I saw
a great post from DCAC on disaster plans and using them after a fire in an LA data center. DCAC wasn't affected, and I wouldn't expect them to be. Denny, Joey, Monica, John, Kerry, and Meagan are all experts in running systems efficiently and effectively. They think about how to ensure that things keep working in the event of disasters and have delivered presentations all over the world helping you become better at managing your own servers.
However, Denny brings up a great question in the post. How many days could you survive without IT systems? Days? Weeks? Have you ever been in that situation? I'm sure many of us have experienced a failure of some sort. An application crash, hardware dying, or most commonly, Internet access being cut. All of these are small disasters, which typically are fixed quickly. Hopefully, these aren't issues you experience every week. If you do, maybe you need to call DCAC or someone else and fix more fundamental issues.
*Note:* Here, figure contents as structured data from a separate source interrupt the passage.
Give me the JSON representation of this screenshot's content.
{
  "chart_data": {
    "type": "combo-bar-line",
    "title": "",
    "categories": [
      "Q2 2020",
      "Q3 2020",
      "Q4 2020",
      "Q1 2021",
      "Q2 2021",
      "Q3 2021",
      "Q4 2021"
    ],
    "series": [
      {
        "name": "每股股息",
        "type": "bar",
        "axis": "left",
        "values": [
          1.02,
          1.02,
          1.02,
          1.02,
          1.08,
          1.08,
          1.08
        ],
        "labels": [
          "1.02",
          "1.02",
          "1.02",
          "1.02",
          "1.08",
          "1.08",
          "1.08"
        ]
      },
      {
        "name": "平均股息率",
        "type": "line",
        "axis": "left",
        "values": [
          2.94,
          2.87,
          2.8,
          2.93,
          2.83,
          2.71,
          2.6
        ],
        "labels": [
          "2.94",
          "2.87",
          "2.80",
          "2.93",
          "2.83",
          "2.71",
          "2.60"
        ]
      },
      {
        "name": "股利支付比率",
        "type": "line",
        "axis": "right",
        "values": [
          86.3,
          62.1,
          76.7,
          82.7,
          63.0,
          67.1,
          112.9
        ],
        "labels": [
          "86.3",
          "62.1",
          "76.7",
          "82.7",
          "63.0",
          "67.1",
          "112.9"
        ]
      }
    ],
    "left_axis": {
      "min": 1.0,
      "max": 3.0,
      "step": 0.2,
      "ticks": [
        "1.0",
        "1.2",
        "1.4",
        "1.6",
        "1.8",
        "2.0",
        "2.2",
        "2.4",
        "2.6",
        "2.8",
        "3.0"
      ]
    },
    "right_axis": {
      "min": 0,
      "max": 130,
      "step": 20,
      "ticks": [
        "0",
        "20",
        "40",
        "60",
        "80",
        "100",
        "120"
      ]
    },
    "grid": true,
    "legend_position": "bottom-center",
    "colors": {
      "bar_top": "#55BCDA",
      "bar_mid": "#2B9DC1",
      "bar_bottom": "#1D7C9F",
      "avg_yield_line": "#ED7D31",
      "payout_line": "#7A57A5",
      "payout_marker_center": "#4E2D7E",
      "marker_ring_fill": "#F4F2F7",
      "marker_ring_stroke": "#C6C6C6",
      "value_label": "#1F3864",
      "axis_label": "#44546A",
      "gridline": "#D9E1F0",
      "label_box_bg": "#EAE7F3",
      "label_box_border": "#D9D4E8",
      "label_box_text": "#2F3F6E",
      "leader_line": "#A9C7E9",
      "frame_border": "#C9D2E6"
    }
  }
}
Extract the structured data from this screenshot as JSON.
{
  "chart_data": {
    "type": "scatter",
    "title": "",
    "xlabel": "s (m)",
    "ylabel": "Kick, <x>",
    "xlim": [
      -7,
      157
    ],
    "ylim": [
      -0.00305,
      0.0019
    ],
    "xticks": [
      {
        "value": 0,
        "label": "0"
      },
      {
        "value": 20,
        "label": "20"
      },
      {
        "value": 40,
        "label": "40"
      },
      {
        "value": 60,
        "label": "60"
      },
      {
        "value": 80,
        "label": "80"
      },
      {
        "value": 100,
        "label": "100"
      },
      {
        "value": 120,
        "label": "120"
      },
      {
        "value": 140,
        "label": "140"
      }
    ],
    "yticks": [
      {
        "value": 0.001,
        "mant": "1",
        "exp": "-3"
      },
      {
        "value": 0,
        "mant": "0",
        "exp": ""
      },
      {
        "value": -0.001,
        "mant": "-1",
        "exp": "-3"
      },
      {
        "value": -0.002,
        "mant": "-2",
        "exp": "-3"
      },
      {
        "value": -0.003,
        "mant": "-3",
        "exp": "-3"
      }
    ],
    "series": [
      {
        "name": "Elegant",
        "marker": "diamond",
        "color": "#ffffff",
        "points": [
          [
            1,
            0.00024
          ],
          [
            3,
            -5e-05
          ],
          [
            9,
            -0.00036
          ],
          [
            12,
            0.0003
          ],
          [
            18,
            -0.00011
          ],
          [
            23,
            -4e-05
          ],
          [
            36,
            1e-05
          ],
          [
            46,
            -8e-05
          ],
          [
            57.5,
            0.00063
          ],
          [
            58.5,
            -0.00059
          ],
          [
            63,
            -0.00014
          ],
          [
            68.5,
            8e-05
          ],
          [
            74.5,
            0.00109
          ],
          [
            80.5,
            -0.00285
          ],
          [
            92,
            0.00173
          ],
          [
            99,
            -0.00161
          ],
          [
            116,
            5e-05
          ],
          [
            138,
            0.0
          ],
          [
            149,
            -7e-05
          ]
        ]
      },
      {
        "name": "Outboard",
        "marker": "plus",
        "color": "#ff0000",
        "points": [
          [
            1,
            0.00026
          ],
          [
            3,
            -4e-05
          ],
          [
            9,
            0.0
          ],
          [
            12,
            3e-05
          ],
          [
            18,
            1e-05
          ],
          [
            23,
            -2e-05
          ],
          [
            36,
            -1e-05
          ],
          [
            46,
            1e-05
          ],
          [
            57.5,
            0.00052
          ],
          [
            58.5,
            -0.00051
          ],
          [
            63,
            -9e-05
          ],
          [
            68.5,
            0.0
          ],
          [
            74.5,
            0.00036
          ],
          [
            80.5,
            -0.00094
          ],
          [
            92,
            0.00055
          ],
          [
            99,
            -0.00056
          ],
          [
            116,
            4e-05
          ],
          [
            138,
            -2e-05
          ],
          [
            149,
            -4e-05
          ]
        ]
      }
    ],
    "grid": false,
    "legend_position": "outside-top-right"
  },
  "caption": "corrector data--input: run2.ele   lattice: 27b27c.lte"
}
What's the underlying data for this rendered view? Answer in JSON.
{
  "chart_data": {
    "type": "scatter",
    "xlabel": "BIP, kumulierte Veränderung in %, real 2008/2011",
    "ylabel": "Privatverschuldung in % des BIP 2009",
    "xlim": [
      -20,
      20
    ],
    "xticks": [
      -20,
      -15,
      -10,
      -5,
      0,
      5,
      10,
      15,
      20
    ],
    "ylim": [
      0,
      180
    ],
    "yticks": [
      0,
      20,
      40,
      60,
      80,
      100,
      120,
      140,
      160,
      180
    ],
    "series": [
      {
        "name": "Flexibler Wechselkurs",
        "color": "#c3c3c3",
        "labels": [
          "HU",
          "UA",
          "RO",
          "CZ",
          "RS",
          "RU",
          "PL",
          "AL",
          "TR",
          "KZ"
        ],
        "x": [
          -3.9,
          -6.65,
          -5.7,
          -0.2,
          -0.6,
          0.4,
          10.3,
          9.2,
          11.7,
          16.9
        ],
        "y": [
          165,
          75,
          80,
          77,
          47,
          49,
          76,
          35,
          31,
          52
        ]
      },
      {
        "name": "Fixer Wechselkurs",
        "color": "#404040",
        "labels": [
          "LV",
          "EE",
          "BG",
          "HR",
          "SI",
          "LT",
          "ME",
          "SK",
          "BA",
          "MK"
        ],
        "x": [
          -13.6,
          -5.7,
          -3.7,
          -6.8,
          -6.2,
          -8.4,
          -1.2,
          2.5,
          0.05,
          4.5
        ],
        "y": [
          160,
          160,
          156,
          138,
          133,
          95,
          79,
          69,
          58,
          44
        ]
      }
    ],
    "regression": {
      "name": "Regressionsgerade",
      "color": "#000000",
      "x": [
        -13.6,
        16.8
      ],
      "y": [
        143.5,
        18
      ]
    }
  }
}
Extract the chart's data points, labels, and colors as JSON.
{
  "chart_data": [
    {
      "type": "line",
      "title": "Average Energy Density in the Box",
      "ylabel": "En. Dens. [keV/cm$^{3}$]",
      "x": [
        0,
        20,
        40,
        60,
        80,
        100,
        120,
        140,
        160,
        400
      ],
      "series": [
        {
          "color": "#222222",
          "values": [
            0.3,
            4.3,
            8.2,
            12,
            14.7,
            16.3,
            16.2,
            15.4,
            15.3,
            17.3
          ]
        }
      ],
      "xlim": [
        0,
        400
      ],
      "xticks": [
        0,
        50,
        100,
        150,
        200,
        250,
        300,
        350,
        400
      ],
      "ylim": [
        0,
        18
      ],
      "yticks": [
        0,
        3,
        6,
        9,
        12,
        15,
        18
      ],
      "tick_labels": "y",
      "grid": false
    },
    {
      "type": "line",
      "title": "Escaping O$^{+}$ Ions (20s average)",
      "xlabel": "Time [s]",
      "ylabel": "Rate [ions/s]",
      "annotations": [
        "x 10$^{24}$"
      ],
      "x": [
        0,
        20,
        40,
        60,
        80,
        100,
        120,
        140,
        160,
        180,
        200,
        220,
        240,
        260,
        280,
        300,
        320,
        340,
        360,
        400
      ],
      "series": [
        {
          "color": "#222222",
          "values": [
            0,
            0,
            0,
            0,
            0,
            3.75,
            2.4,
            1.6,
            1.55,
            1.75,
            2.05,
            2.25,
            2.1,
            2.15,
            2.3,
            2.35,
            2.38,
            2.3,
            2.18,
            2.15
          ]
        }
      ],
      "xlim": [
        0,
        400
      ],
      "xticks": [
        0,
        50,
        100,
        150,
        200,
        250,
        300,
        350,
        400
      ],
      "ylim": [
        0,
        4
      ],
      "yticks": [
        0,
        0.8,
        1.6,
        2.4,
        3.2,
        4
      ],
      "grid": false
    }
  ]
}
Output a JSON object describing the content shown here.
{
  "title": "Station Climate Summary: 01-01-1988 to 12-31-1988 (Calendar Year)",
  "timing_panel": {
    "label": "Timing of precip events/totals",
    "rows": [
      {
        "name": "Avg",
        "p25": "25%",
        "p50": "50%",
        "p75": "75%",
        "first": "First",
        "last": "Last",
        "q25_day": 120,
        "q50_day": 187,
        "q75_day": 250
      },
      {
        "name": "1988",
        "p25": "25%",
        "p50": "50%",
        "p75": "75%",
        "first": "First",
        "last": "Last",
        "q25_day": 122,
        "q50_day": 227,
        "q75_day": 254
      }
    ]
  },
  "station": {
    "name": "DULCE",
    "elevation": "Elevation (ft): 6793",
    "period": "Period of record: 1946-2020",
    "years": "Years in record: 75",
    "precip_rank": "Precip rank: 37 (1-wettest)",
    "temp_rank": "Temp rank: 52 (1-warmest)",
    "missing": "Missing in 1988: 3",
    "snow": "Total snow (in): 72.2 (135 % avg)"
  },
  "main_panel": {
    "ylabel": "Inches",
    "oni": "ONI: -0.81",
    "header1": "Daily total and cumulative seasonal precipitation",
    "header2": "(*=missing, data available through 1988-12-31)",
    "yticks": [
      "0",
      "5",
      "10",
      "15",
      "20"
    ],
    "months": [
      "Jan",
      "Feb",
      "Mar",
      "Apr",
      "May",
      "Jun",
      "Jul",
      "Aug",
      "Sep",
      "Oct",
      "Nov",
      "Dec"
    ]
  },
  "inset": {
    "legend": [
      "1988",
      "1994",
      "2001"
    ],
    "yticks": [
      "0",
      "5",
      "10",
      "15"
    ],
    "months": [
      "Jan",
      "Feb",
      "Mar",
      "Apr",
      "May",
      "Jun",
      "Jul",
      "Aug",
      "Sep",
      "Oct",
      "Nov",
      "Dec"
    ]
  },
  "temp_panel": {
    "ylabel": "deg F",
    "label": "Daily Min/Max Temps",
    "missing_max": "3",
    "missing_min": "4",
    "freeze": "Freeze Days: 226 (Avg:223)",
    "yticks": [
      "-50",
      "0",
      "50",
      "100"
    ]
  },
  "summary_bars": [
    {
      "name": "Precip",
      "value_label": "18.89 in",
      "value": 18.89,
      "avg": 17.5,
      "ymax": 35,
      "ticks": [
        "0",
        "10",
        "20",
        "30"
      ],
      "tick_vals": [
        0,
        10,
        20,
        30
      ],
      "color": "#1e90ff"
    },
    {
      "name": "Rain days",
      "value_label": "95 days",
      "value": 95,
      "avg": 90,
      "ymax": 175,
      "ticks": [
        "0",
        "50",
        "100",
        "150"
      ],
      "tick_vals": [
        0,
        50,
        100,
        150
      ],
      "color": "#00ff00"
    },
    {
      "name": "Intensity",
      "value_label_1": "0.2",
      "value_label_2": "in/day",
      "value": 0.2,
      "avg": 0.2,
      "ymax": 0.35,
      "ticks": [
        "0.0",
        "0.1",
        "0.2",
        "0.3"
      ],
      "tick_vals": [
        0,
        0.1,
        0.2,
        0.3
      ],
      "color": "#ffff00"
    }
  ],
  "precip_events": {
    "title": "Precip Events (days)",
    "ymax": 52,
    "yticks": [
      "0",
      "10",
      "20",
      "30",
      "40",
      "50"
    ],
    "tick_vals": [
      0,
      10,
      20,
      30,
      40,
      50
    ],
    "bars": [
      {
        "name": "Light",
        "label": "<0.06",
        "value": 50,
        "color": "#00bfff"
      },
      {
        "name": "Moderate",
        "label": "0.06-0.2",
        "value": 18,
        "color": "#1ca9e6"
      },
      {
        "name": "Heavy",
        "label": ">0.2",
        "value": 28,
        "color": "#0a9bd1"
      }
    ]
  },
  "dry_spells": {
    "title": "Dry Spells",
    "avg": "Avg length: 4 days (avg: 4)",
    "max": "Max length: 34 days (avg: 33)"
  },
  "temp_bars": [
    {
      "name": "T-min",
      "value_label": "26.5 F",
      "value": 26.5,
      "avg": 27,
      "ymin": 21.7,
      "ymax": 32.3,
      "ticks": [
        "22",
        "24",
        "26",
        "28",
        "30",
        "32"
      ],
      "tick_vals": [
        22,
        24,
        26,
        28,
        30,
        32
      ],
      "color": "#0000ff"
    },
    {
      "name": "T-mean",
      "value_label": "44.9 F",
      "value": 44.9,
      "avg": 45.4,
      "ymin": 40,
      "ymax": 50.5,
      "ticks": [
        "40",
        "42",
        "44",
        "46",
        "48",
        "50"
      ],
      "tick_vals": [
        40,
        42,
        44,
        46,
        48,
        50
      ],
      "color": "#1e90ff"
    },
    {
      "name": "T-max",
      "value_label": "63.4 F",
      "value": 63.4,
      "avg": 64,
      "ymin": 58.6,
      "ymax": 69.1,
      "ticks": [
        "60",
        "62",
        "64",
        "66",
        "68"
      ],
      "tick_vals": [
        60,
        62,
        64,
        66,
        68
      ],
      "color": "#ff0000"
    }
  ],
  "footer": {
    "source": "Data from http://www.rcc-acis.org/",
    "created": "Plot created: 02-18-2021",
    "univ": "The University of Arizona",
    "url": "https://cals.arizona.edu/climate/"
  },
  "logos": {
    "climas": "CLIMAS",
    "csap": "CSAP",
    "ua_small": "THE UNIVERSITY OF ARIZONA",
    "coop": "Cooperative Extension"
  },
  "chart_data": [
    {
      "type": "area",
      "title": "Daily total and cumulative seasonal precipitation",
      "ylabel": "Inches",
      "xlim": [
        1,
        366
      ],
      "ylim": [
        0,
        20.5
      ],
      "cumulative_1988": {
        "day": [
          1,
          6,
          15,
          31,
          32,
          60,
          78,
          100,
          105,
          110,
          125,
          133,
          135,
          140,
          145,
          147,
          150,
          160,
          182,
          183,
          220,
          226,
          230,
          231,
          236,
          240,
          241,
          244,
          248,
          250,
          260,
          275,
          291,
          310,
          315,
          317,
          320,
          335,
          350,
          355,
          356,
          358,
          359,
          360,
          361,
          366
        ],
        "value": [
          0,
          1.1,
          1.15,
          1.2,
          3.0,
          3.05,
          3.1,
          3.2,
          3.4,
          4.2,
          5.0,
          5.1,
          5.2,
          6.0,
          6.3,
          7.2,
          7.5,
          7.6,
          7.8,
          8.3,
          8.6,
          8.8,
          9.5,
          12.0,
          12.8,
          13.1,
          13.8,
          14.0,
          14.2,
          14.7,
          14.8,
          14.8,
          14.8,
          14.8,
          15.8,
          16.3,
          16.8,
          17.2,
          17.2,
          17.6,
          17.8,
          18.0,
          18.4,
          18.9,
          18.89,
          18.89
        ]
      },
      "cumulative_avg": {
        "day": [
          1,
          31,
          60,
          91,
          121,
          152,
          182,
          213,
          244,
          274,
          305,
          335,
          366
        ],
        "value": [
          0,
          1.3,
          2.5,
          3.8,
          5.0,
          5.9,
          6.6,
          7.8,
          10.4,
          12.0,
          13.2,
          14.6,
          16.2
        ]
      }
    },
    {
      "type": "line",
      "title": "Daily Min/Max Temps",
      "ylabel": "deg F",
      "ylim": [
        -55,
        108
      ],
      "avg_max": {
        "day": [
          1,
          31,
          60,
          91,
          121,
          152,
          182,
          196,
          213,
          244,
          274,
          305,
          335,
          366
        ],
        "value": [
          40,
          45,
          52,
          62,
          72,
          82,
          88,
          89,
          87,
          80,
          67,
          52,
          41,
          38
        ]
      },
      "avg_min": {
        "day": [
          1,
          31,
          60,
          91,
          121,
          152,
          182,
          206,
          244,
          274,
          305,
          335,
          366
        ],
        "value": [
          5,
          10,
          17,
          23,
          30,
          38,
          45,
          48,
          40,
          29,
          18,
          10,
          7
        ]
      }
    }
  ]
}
While it's unlikely that you lose all your systems, it could happen if you concentrate your resources in one data center, one region, one cloud provider, etc. Having a single point of failure is something we try to avoid in IT, and that is true not just for one application, but for your infrastructure design. Most of us depend on one authentication system, and a failure of our Active Directory could lock everyone out of a system. Those are rare, and hopefully, your administrators have enough redundancy (and backups) to recover from this type of disaster.
I have experienced a few large failures at one enterprise. We had a few viruses, including the SQL Slammer worm in the early 2000s. Our network was shut down for a couple of days, when almost all systems from email to CRM to ticketing systems weren't available. Everyone had to use whatever paper systems they could to keep business running. While we likely lost some revenue from these outages, we learned we could survive a few days without our network. We also learned that we needed better virus scanning and education for employees, as well as a few more resources for tech people. Before those events, everyone assumed an outage was bad, but had no idea how bad. I have no idea how much this cost us, but it didn't appear in a 10-Q, so it must not have been too bad.
I think there are lots of businesses that could find ways to continue to work if some systems were down. However, there can be costs, sometimes significant. Even if the company doesn't go out of business, perhaps some people get terminated because of less revenue. That might not be the tech person in the short term, but how would you feel if your DR plan didn't work (or you didn't have one) and some co-workers were let go?
The move to the cloud, and the move to more software-as-a-service systems, might help you better survive local disasters, but if you have too many systems concentrated in one place, it is worth preparing for some contingency. After all, even if this fire were to happen in an Azure or AWS data center, it's possible that their process to move and restore all the systems from one data center to another could take time. Your systems might not even be their top priority as cloud vendors have some large customers. It probably won't take months, but I wouldn't want to bet my job on any cloud vendor getting everything moved in less than a week.
If you're not in the cloud, make sure you have a plan. If you don't know how to do that, call DCAC or another consultant to help you.